El libro estaba desgastado y con las hojas amarillentas por el tiempo, antes, esa novela de Louisa May Alcott, había pertenecido a su madre.

Quería olvidarlo, olvidar otra historia más con final triste, con el final del adiós. Quizás ella pedía demasiado, pero su confianza era difícil de ganar. Ella era siempre sincera pero el resto del mundo no. Por eso cuando vio los ojos marrones adornados con los hoyuelos de su sonrisa que tanto le gustaba, no lo creyó.  No creía en sus palabras por bonitas que fueran, no creía en que fuera tan sincero él también. Simplemente no podía ser cierto.
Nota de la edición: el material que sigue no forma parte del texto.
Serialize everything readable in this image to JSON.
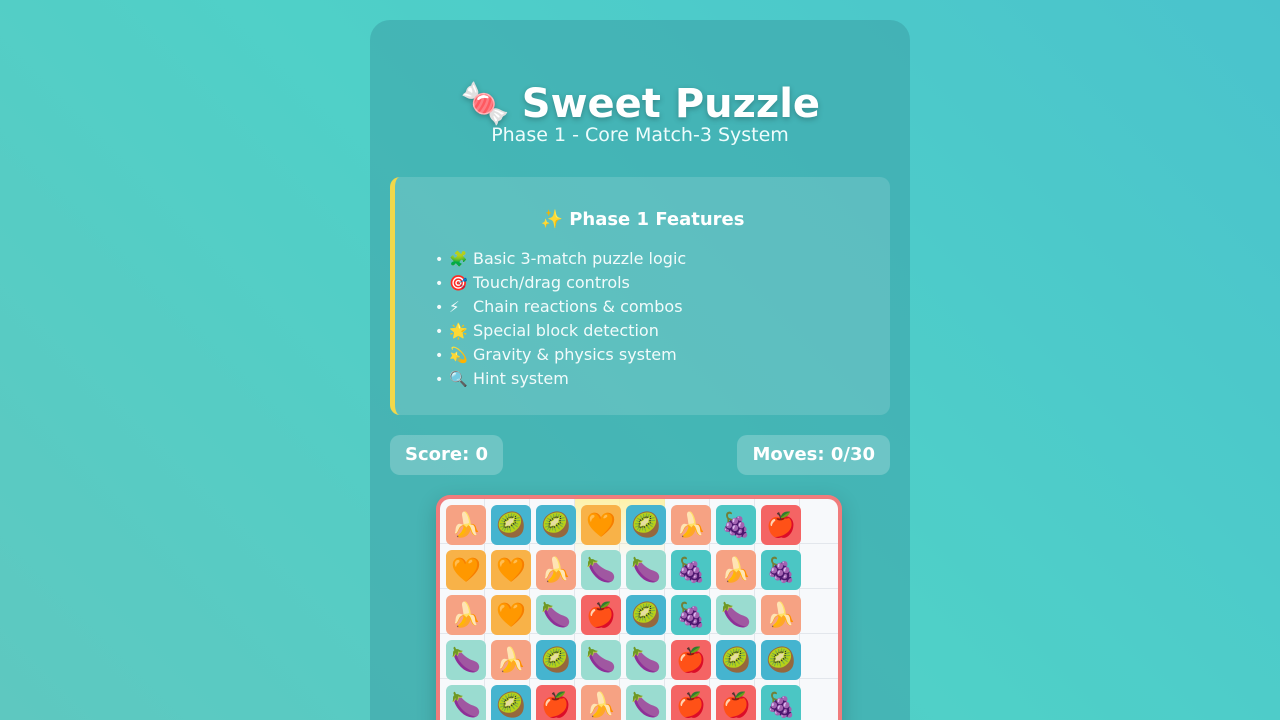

Dejó el libro con la vista cansada y se acicaló el pelo, dos largas trenzas morenas adornaban la pesadumbre que dibujaba su cara. Un rostro apareció en la ventana, bajo la lluvia, empapado. Su mano húmeda tocó el cristal pero su llamada no encontró un receptor. Ella seguía jugando con sus largas trenzas, pasando hojas de su novela favorita e ignorando por completo aquellas llamadas bajo la tormenta. Se recostó en el sofá contenta con el aspecto de su pelo, miró por última vez el rostro en la ventana y se giró, siguió leyendo plácidamente aunque sin entender nada. Juntaba letras pero no leía, solo miraba frase tras frase, su cabeza estaba afuera, con él. Pero no abriría la puerta, ni la de su casa ni la de su corazón. Quizás se equivocaba con él, quizás decía la verdad, quizás la amaba realmente, quizás hubiera sido feliz, pero nunca corría riesgos, nunca le harían daño. Volvió a pasar otra página del libro tan tiernamente heredado. Ella quiere ser como Jo, pero estaba cerrando las puertas al destino, no escribía ya, solo leía, y soñaba despierta contantemente. Las letras se juntaban demasiado, se apretó los ojos cerrando los párpados con fuerza, pero seguían borrosas. Le pareció leer la palabra ABRE en grande y mayúscula. Cerró el libro y se cubrió hasta la cabeza con la manta, el libro cayó al suelo, cerca de las ascuas, abierto justo en el último capítulo.